5. ETAT DU PASSIF DEPOSE AU GREFFE
Le montant du passif présent sur la liste établie par le débiteur et déposée au Greffe du Tribunal de commerce de Bordeaux s’élève à hauteur de 110.902,03 € et se présente comme suit :
[…]
Le passif présent au sein de la liste déposée par le débiteur au greffe apparait inférieur au passif présent au sein des derniers comptes annuels (clôturés au 31 décembre 2024). Ces derniers font en effet état d’un passif comme suit :
AU 31/12/2024
(DATE CLOTURE
EXERCICE N-1)
EMPRUNTS ET DETTES ASSIMILES 39 010 €
AVANCES ET ACOMPTES RECUS SUR 2 208 €
COMMANDES EN, [Localité 5]
FOURNISSEURS ET COMPTES RATTACHES 43 156 €
DETTES FISCALES ET SOCIALES 128 644 €
AUTRES DETTES 39 123 €
TOTAL 252 141 €
Des précisions sont attendues sur l’écart entre la liste de passif et les derniers comptes annuels.
6. ETAT DU PASSIF APRES INFORMATION DES CREANCIERS
Par lettres recommandées avec accusé de réception en date du 5 juin 2025, le mandataire a communiqué à chacun des créanciers visés dans la liste établie par le débiteur, le montant de la créance déclarée pour son compte, conformément aux dispositions du II C de l’article 13 de la loi n°2021-689 du 31 mai 2021.
Selon le décret n°2021-1354 du 16 octobre 2021, les créanciers disposent d’un délai d’un mois à compter de la publication au BODACC du jugement d’ouverture ou de la date de réception du présent courrier pour faire connaître au mandataire leur demande d’actualisation des
créances mentionnées dans ledit courrier ou toute contestation sur le montant et l’existence de ces créances.
Il est précisé que le jugement d’ouverture a fait l’objet d’une publication au BODACC le 8 juin 2025.
A ce stade, le montant total du passif qui sera retenu dans le cadre de l’élaboration du projet de plan d’apurement du passif n’est pas encore fixé compte tenu des délais restants aux créanciers pour faire connaître toute contestation ou correction sur les montants déclarés par la direction.
En l’état, le mandataire a été destinataire des retours suivants :
[…]
En cas d’impossibilité de trouver un accord sur le montant des créances ayant fait l’objet d’une demande d’actualisation, il appartiendra au Juge Commissaire de statuer sur le montant à retenir.

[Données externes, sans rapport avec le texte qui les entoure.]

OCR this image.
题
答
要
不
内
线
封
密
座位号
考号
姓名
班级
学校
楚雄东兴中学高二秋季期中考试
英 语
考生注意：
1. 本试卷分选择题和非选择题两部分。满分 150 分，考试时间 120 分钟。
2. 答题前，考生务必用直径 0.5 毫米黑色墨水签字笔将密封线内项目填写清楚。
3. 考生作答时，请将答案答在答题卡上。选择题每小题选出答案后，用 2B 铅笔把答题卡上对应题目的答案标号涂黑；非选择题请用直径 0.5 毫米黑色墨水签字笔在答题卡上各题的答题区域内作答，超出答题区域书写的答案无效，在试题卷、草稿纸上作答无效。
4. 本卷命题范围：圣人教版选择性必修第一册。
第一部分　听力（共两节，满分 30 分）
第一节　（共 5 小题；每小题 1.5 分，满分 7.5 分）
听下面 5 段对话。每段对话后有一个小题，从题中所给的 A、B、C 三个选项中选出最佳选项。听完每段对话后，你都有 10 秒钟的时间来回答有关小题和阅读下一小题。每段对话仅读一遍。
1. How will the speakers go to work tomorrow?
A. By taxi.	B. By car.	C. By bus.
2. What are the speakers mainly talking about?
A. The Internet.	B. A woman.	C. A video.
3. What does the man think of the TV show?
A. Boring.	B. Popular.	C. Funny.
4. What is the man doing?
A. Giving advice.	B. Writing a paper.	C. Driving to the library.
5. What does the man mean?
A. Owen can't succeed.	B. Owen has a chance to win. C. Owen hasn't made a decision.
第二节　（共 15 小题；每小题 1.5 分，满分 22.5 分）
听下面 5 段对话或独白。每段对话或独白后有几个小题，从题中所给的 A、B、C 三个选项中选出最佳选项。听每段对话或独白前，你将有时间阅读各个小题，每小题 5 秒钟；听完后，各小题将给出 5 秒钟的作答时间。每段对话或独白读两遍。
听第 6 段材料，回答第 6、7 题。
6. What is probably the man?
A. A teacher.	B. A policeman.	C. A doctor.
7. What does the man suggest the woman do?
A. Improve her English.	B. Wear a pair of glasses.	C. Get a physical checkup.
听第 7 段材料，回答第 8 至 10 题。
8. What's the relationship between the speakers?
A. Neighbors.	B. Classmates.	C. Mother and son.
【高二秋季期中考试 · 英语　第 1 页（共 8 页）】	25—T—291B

A ce stade, le montant total du passif retenu dans le cadre de l’élaboration du projet de plan d’apurement du passif s’élève donc à 116 550,05 €.
POURSUITE D’ACTIVITE ET COMPTES PREVISIONNELS
Le marché des garages spécialisés dans les boîtes de vitesses et l’entretien des véhicules anciens présente actuellement une dynamique contrastée, marquée par un fort attachement culturel à l’automobile ancienne, mais également par des contraintes économiques de plus en plus marquées.
La demande en matière d’entretien, de réparations techniques (notamment sur les boîtes de vitesses mécaniques ou automatiques anciennes) et parfois de restauration reste régulière, mais elle reste affectée par la baisse du pouvoir d’achat, la hausse des coûts, la concurrence indirecte.
À moyen terme, l’évolution du marché dépendra en grande partie :
* De la situation économique globale, notamment de la stabilisation ou de l’amélioration du pouvoir d’achat des ménages,
* De la capacité à adapter leur modèle économique et à diversifier leurs sources de revenus.
Dans ce contexte, plusieurs pistes de développement s’offrent aux garages spécialisés notamment :
* Mise en place d’offres commerciales ciblées : forfaits d’entretien adaptés aux besoins spécifiques des véhicules anciens, prestations groupées, facilités de paiement.
* Déploiement de services numériques : diagnostic à distance, prise de rendez-vous en ligne, suivi d’entretien personnalisé, diffusion de contenus pédagogiques ou promotionnels via les réseaux sociaux,
* Animation de la communauté locale : organisation d’événements thématiques (rassemblements de collectionneurs, journées portes ouvertes, ateliers de sensibilisation), partenariats avec des clubs automobiles, participation à des salons spécialisés.
Les performances attendues sur les exercices à venir se présentent comme suit :
Pour rappel, le chiffre d’affaires réalisé par la société sur les exercices précédents est le suivant :
[…]
Il ressort des éléments précités que les performances budgétées apparaissent à la portée de l’entreprise. La direction a adopté une approche prudente en se basant notamment sur son volume d’activité des quatre premiers mois de l’année 2025.
Les prévisions n’anticipent pas l’embauche de nouveaux salariés mais intègrent le maintien de l’apprenti mécanicien dans les effectifs via un contrat de travail qui pourrait lui être proposé à l’issue de son contrat d’apprentissage qui prendra fin le 31 août.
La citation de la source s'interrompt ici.